Summary: Gov. Mike Beebe's proposed grocery tax cut would benefit more middle class Arkansans than a competing state earned income tax credit proposal.

(January 2007) Arkansas Gov. Mike Beebe has proposed a phase out of the state sales tax on groceries, starting with a 50 percent reduction from six to three cents in 2007. His idea has been criticized for not providing enough tax relief for low-income Arkansans by some policymakers who prefer a state Earned Income Tax Credit (EITC). U.S. Census Bureau data suggest Gov. Beebe's proposal-not a state EITC-would benefit a larger group: more than 500,000 middle class households in Arkansas.

A State EITC Would Not Benefit Arkansas' Middle Class

The federal EITC was enacted in 1975, and reduces the individual income tax's burden for those in lower income deciles. The EITC is a refundable tax credit for low-income U.S. families, and is described by the Internal Revenue Service as follows:

"The Earned Income Tax Credit (EITC) sometimes called the Earned Income Credit (EIC), is a refundable federal income tax credit for low-income working individuals and families. Congress originally approved the tax credit legislation in 1975 in part to offset the burden of social security taxes and to provide an incentive to work. When the EITC exceeds the amount of taxes owed, it results in a tax refund to those who claim and qualify for the credit."

IRS data show more than three-fourths of EITC filings were from households that earn less than $25,000 annually. Census data show this group represented more than one-third of Arkansas' 1,087,542 total households in 2005. T Census data show the following number of low-income households: 130,025 (less than $10,000); 93,518 ($10,000-$14,999) and 168,254 ($15,000-$24,999). There were 391,797 total low-income households

Households in these deciles with one of more qualifying children would likely qualify for any state EITC modeled on the federal program, which sets EITC thresholds (2006) in the $32,001-$38,348 range. But households without children have lower thresholds, in the $12,120-$14,120 range. IRS data show more than 275,000 EITC filings in Arkansas in recent years.
Grocery Tax Phase-out Would Benefit Arkansas' Middle Class

Gov. Beebe's proposal would provide significant tax relief to middle class households, a larger group that represents nearly half of total Arkansas households. Census data show the following number of middle class households: 151,984 ($25,000-$34,999); 173,199 ($35,000-$49,999); and 186,248 ($50,000-$74,999). There were 511,431 total middle class households.
A state EITC would not benefit most households earning more than $25,000. The federal program reaches a benefit plateau (2006) for most households around this level, and in the $32,001-$38,348 range for a much smaller group.

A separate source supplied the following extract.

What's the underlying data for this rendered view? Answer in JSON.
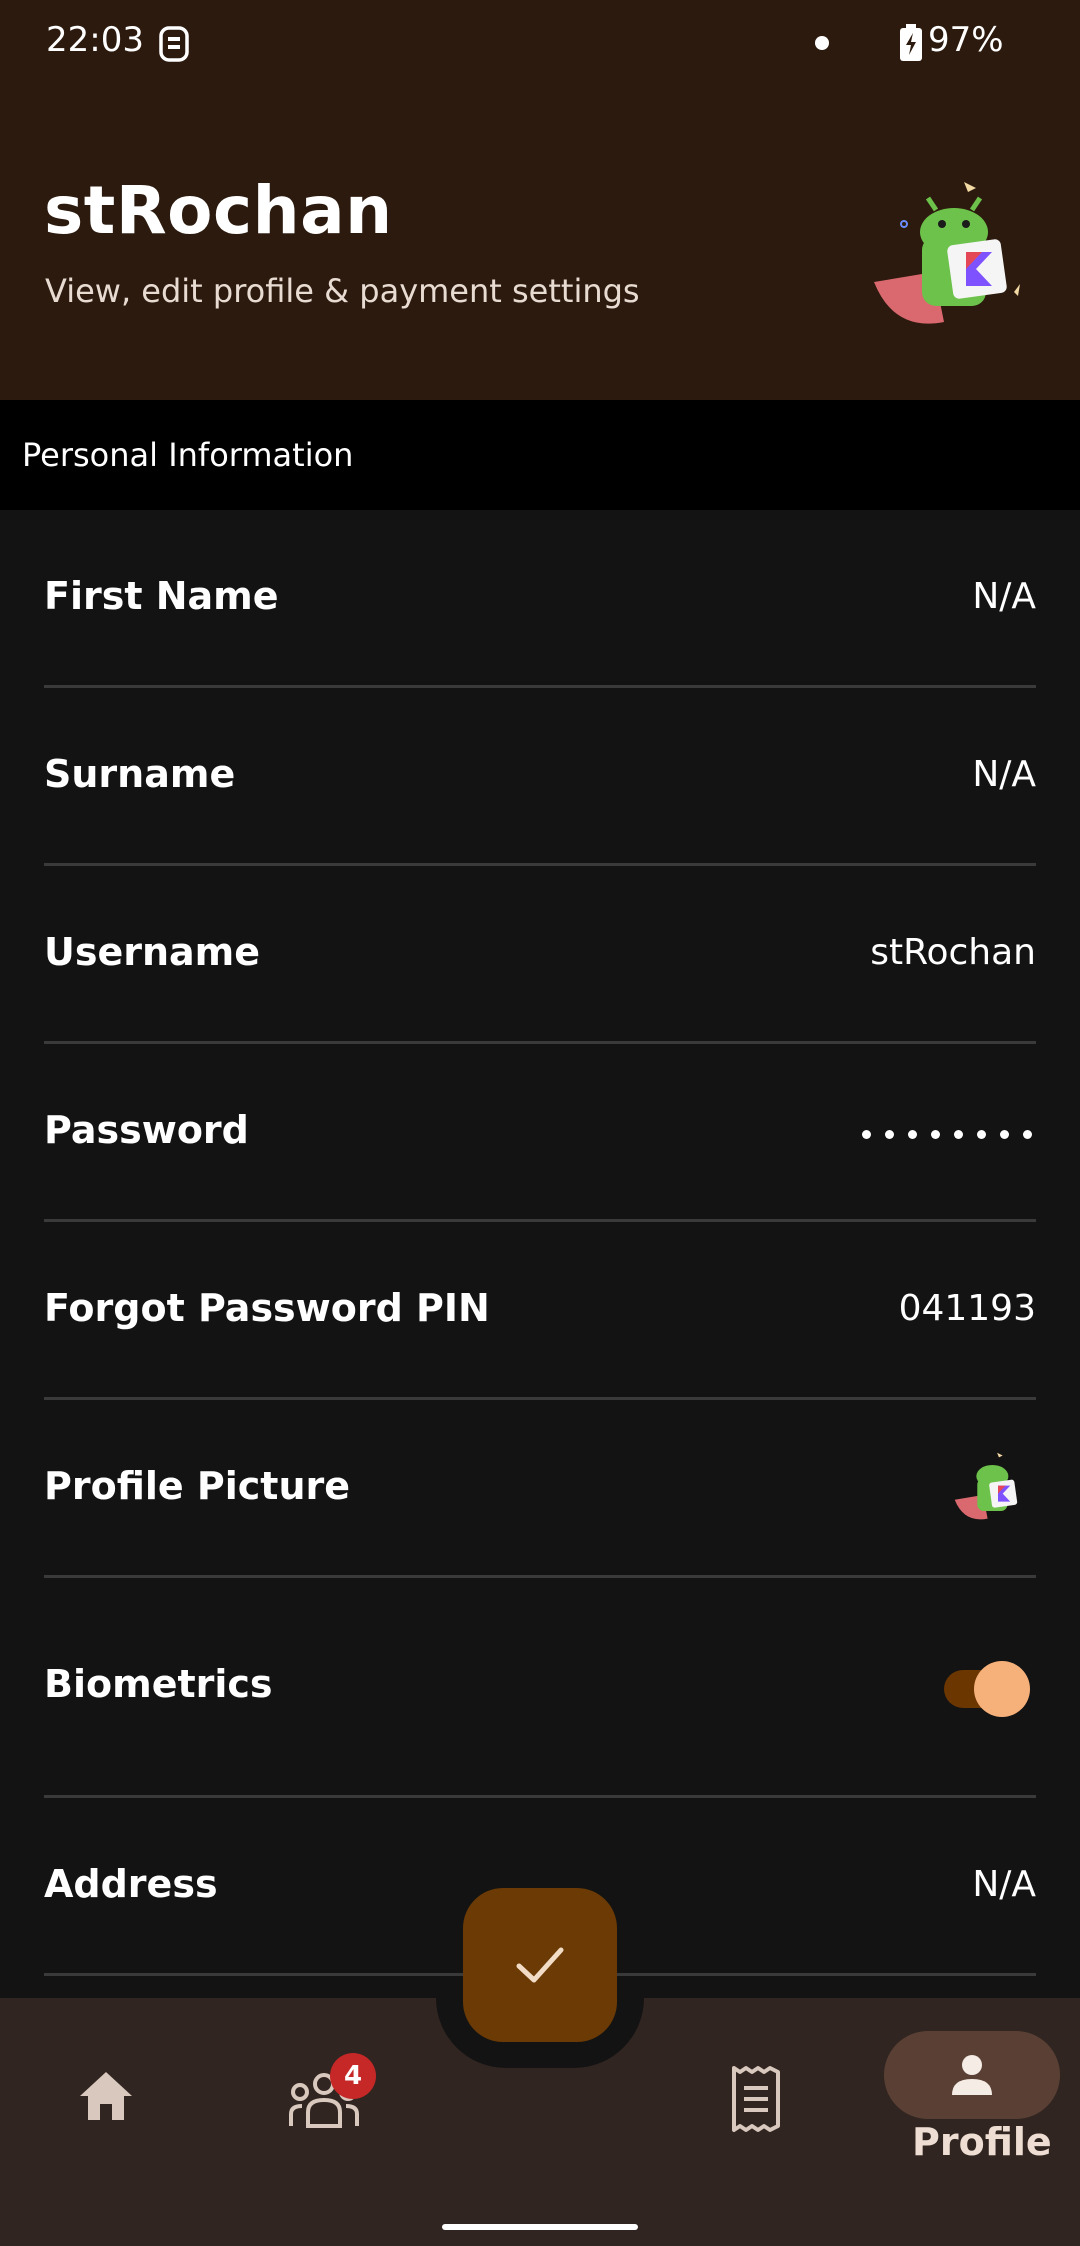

Gov. Beebe's proposal is superior because it would provide tax relief for middle class, and low-income households. A family of four that spends an average $150 per week on groceries would save an estimated $234 annually from a 50 percent reduction in the tax.

Gov. Mike Beebe's proposed grocery tax cut would benefit more middle class Arkansans than a competing state earned income tax credit favored by some policymakers.